Abondant dans le même sens, l'infirmier et responsable du poste de santé, Amadou Tidjane Diallo surnommé par les réfugiés "Doktor Diallo", déporté lui même, ancien agent à l'hôpital Koweïtien de Tikjikja où il exerçait confie : " dès fois nous consultons des malades qui n'ont pas du tout les moyens de s'acheter des médicaments pour se soigner. Surtout en cette période hivernale où nous consultons jusqu'à plus de 50 malades par jour. La plupart des malades souffrent de paludisme du fait de l'abondance des moustiques dans ce Fouta en période hivernale. Une fois la nuit tombée nous ne dormons plus. Les moustiques et autres insectes nous envahissent ".

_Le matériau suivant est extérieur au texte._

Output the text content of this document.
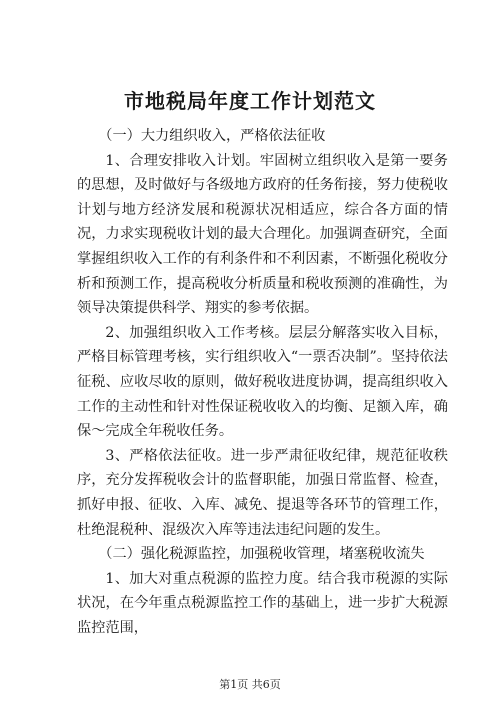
市地税局年度工作计划范文

（一）大力组织收入，严格依法征收

1、合理安排收入计划。牢固树立组织收入是第一要务的思想，及时做好与各级地方政府的任务衔接，努力使税收计划与地方经济发展和税源状况相适应，综合各方面的情况，力求实现税收计划的最大合理化。加强调查研究，全面掌握组织收入工作的有利条件和不利因素，不断强化税收分析和预测工作，提高税收分析质量和税收预测的准确性，为领导决策提供科学、翔实的参考依据。

2、加强组织收入工作考核。层层分解落实收入目标，严格目标管理考核，实行组织收入“一票否决制”。坚持依法征税、应收尽收的原则，做好税收进度协调，提高组织收入工作的主动性和针对性保证税收收入的均衡、足额入库，确保～完成全年税收任务。

3、严格依法征收。进一步严肃征收纪律，规范征收秩序，充分发挥税收会计的监督职能，加强日常监督、检查，抓好申报、征收、入库、减免、提退等各环节的管理工作，杜绝混税种、混级次入库等违法违纪问题的发生。

（二）强化税源监控，加强税收管理，堵塞税收流失

1、加大对重点税源的监控力度。结合我市税源的实际状况，在今年重点税源监控工作的基础上，进一步扩大税源监控范围，

第1页 共6页
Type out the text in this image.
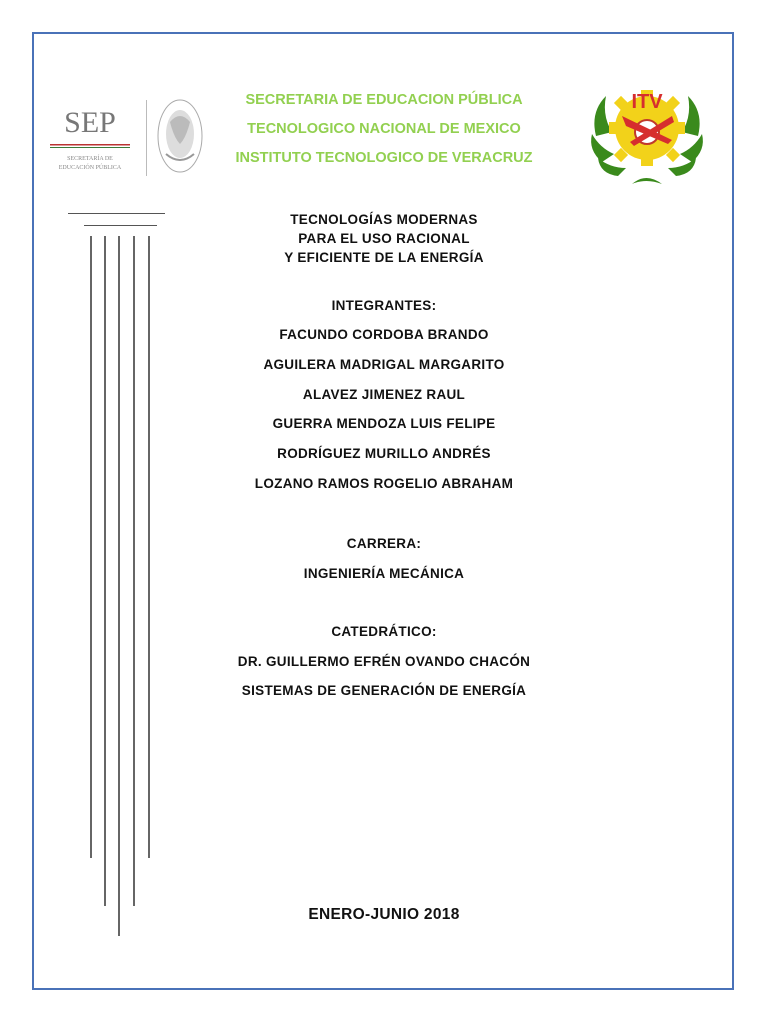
SEP
SECRETARÍA DE
EDUCACIÓN PÚBLICA
SECRETARIA DE EDUCACION PÚBLICA
TECNOLOGICO NACIONAL DE MEXICO
INSTITUTO TECNOLOGICO DE VERACRUZ
ITV
TECNOLOGÍAS MODERNAS
PARA EL USO RACIONAL
Y EFICIENTE DE LA ENERGÍA
INTEGRANTES:
FACUNDO CORDOBA BRANDO
AGUILERA MADRIGAL MARGARITO
ALAVEZ JIMENEZ RAUL
GUERRA MENDOZA LUIS FELIPE
RODRÍGUEZ MURILLO ANDRÉS
LOZANO RAMOS ROGELIO ABRAHAM
CARRERA:
INGENIERÍA MECÁNICA
CATEDRÁTICO:
DR. GUILLERMO EFRÉN OVANDO CHACÓN
SISTEMAS DE GENERACIÓN DE ENERGÍA
ENERO-JUNIO 2018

A Bokidiawé, dans le département de Matam, dans un camp situé derrière le marché du village le scénario est le même. Des moustiques qui attendent la tombée de la nuit pour se ruer sur hommes et bêtes provoquant ainsi le paludisme chez certains. Le jour c'est la faim qui fait sa loi. Sans ressources certains ne sont pas sûrs de manger à leur faim. Ils ne sont pas sûr d'assurer le repas à leur famille. C'est le cas de D. S qui se confie : " hier je n'avais pas de quoi nourrir ma famille. J'ai passé toute la journée à chercher de l'argent impossible. J'ai proposé mes services à un propriétaire terrien, mais il n'avait pas de travail pour moi et sans un sou j'ai regagné chez moi. "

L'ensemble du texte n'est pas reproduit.